The recent announcement that Facebook is dropping Bing had some guessing that it might presage FB launching their own web search product. And you can kind of see who it might play out. On one hand you have Zuckerburg quoted as saying that his engineers ‘constantly remind him that FB represents the largest searchable corpus on the internet’. Is this his way of saying, ‘surely it’s enough that we enable you to search FB’. (And if many users’ experience of the web is in fact within FB, do they want to search beyond it?) and strategically ‘do we want to lose page impressions to the wider web’?
But then on the other hand, you’ve got an audience of a Billion and surely FB wants those web search ad dollars…is it conceivable / rational from either a users’ POV or from FB’s to take on Google in search?

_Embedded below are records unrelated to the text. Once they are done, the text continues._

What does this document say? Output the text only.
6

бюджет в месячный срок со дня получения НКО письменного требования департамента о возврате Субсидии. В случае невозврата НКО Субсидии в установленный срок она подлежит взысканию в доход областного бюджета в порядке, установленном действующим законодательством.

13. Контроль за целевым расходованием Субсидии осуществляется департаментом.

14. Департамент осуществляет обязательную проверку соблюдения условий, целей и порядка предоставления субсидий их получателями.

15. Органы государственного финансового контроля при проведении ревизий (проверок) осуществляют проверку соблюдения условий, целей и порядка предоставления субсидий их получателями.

So is it simply a matter of working out what’s worth more: revenue from internal page impressions (if they can keep users inside the FB eco-system, to the extent that that is possible) or the revenue from web search ad revenue?

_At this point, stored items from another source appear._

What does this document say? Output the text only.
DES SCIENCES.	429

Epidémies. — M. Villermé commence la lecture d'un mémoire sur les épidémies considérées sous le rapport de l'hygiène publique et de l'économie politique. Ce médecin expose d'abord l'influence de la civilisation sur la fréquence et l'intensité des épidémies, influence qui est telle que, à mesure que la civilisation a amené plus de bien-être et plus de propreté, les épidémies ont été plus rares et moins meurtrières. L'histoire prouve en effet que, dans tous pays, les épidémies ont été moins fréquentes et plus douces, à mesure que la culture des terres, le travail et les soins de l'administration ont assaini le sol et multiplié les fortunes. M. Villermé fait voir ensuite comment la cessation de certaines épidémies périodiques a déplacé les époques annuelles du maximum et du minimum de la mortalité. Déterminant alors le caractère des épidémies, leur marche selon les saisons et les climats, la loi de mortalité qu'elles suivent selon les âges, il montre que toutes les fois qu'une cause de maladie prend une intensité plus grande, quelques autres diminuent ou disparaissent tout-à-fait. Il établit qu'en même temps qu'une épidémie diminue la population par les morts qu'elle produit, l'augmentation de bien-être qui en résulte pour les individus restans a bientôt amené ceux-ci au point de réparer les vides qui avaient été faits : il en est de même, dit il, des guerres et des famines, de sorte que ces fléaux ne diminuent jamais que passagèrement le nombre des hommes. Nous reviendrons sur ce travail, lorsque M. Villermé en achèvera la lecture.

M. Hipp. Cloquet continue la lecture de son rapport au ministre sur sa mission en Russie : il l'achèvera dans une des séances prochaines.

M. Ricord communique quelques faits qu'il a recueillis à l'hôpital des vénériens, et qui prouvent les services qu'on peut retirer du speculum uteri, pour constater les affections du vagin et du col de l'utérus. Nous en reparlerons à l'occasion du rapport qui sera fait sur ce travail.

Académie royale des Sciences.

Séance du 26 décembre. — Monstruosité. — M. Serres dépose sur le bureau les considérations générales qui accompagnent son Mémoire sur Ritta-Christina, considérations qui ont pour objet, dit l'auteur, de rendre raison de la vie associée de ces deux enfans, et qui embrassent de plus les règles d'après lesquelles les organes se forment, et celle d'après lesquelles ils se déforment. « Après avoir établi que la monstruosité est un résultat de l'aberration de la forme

But as Mat, my sage advisor reminded me, Facebook only has two objectives; Improving it’s ads product so that users click on more ads or in improving its user experience so that users go there more frequently (and therefor click on more ads…). Creating a web search product would put them in direct competition with one of the smartest media companies in the world in one of the most difficult areas of marketing. It’s just bound to end in tears.
In other Facebook search news however is something that brands should pay attention to. Announced last week, Facebook is improving their Graph search to now include keywords. As a result brands need to think through what keywords that are most likely to be associated with and how to optimise for that so that their content, or posts from their fans are found through Graph search. Given the plummeting reach of organic posts the promise of organic search results in Facebook should be of real interest to brands. Although as Matt Muir has pointed out, “this now gives brands a whole other incentive to get their ‘fans’ to write status updates framed in certain SEO-friendly ways – expect to see a slew of competitions rewarding people for saying things like ‘Nandos is the BEST RESTAURANT in CLAPHAM’ or similar-such guff.” No. Don’t go and tell your social team to do that. Just. Don’t.